After a year of using art for group therapy sessions, a Counseling Center psychologist has created a program that allows students from different cultures to mix and mingle.
The Counseling Center and the Mysch/Hurst halls' International and Modern Languages Living-Learning Communities created Art Space: Culture, Collage and Fun, a program that has students use group collage to learn more about experiences on campus and in the classroom. The goal of this program is to bring cultures together.
Pei-Yi Lin, a psychologist at the Counseling Center, has been using expressive art in individual and group counseling. In the past two semesters, she has had an art therapy group and the outcome was very positive, she said.
"I started to think about using expressive art in outreach programming to benefit more students, which was my motivation to create this new outreach program," Lin said.
This is the first year doing this program. It is part of a three week series, which ends tonight.
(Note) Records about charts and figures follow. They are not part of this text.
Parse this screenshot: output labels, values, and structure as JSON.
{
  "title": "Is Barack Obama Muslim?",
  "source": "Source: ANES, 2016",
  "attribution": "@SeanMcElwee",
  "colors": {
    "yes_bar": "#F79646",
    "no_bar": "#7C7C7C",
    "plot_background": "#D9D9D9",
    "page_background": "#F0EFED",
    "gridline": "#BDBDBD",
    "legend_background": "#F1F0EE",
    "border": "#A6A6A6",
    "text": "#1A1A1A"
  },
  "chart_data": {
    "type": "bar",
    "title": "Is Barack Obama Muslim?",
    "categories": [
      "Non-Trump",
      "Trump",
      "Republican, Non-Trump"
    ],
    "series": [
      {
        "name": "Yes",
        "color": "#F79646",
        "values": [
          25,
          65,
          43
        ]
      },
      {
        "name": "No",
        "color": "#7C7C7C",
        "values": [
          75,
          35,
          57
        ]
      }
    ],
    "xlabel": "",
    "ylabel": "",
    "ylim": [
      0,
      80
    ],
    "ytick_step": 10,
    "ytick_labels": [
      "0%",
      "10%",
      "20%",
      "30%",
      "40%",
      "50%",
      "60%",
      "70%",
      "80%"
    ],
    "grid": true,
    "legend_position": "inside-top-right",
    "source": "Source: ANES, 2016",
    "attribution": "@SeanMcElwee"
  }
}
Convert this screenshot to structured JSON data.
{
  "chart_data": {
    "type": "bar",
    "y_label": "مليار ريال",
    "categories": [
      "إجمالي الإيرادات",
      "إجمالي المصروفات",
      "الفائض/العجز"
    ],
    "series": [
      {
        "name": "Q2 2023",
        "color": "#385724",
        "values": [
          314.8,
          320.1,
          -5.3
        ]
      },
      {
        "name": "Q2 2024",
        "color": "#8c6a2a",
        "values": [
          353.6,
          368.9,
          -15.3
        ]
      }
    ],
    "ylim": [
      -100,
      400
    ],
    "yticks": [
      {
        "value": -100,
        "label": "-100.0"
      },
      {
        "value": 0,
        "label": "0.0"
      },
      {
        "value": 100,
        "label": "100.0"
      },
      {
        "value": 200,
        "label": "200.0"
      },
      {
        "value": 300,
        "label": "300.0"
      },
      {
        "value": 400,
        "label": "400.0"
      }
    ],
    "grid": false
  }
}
It is from 7 to 8:30 p.m. in the first floor lobby of Mysch/Hurst.
The topic for the first session was "Living Experience in BSU," and the second session topics were "Diversity on Campus" or "College Life and Me." Students could choose one of the topics or develop their own as a group.
"This week, students will be using Play-Doh and finger-paint to make decorative collages," Lamees Galal, assistant hall director of Mysch/Hurst, said. "They can create any type of creative artwork that expresses who they are and introduce others to their culture."
Many students attending the sessions are eager to meet new people, create, draw and have a great time, Lin said.
For the two previous sessions, a total of 63 students attended, she said.
"We had about 38 students at the first session and produced five group collages," Lin said. "There were about 25 students at the second session and produced four group collages."
At each session, students get a chance to learn more about each other and meet new people.
"Students first do a mingling activity for 15-20 minutes," she said. "They then get into groups for 30 minutes and work on a decorative collage together.
"After [they] finish making their collages, students take 20 minutes to share their artworks with the groups [and] hang their projects on the first floor lounge," she said. "We encourage students to ask questions about the artwork."
Galal said by having students hang their artwork, the community can see it and learn more about their work of art. By having this program, students will be able to learn and work with each other to negotiate the ideas they want to present.
"Together, the final products will present a broad and collective culture of BSU students' living experiences, which could increase students' sense of belonging to their community," Lin said. "Through being involved in creative art, students could enjoy and discover their creativity as well as release their stress."